Lady Yanagisawa nodded, her faith in Reiko shining in her eyes. But Reiko experienced a dire, sinking sensation because she also could think of only one way to conquer the Dragon King. It would surely bring her ruination. And even if she defeated him, she still must contend with Ota and any other guards who tried to prevent her and her friends from leaving.
“Your life is in danger, and I haven’t even named you yet,” Midori lamented to the baby clasped against her bosom. Tradition required that parents wait until the sixth day after the birth to name a child and celebrate its arrival. “Oh, Reiko-san, will we be home for her naming day?”
As Reiko beheld Midori and the baby, resignation spread through her, as if turning the blood in her veins to stone. The need to save the innocent child outweighed all the hazards and sacrifices associated with her new plot against the Dragon King.
“I promise we’ll be home by then,” Reiko said.
As Hirata, Marume, and Fukida rounded the curve of the clearing, the castle’s revolving view presented more wings, guarded by more sentries. Then Hirata saw a section where roofs had caved in on structures with gaping holes in the walls and trees growing out of the rooms. Vegetation enmeshed scattered rubble in what appeared to be an utter, deserted ruin that the kidnappers neglected to guard.

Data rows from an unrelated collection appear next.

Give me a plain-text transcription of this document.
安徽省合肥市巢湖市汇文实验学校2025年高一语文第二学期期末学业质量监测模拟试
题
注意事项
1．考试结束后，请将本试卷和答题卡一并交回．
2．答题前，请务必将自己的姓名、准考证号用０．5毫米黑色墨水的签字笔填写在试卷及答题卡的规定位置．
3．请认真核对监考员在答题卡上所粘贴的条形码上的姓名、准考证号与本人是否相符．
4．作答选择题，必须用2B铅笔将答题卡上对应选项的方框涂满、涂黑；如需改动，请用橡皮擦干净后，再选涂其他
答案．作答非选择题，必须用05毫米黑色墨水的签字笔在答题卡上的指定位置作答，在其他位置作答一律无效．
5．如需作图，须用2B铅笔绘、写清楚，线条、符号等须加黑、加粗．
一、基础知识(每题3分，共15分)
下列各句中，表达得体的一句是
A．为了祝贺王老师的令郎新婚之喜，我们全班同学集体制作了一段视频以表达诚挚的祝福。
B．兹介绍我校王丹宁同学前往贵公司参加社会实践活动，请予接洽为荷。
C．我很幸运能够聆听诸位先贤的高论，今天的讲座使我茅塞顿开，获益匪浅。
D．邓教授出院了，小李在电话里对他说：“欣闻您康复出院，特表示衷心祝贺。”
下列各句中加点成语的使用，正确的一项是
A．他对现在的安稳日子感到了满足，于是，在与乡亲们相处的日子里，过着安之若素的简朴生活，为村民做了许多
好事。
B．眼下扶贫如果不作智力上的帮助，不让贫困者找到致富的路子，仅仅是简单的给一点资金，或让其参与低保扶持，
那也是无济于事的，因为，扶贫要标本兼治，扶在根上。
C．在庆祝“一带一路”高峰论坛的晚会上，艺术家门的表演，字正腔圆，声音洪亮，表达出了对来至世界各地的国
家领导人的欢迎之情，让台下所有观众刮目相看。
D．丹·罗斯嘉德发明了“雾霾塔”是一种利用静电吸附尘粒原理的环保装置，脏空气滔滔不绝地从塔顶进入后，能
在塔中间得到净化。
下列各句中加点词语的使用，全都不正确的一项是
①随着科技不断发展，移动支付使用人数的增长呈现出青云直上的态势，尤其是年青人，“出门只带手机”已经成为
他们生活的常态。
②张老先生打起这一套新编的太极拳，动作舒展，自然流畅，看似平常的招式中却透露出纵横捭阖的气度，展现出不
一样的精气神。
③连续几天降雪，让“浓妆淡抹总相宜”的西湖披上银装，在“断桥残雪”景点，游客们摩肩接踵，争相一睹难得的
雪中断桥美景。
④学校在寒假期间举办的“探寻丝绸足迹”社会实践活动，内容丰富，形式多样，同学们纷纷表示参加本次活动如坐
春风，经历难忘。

“Let’s try there,” Hirata said.
They sprinted across the narrow strip of open ground in the clearing and darted into the ruins. They thrashed through high weeds and stumbled amid debris. Fukida tripped on a pile of wreckage and fell; Marume yanked him to his feet. As they circumnavigated a corner formed by two broken walls on an exposed foundation, sudden light dazzled Hirata.
Toward him marched a brawny young samurai, carrying a lantern. Hirata, Fukida, and Marume faltered to a standstill. The samurai saw them and froze; his eyes registered that they were intruders. He drew his sword. His mouth opened to call his comrades.
Marume lunged. He lashed out his sword. It cut the samurai across the throat. A look of horror came over his face as the wound spurted blood. He gurgled, and the lantern dropped from his hand. He collapsed dead on the ground.
Hirata and the detectives stared at the corpse, then each other, unnerved by the sudden violence and their narrow escape. Then Hirata took a closer look at the dead man’s face. A disturbing chord resounded through him because he didn’t recognize the man-this wasn’t one of Lord Niu’s. Hirata reasoned that he didn’t know all his father-in-law’s many retainers, but he felt increasing doubt that the daimyo was responsible for the kidnapping.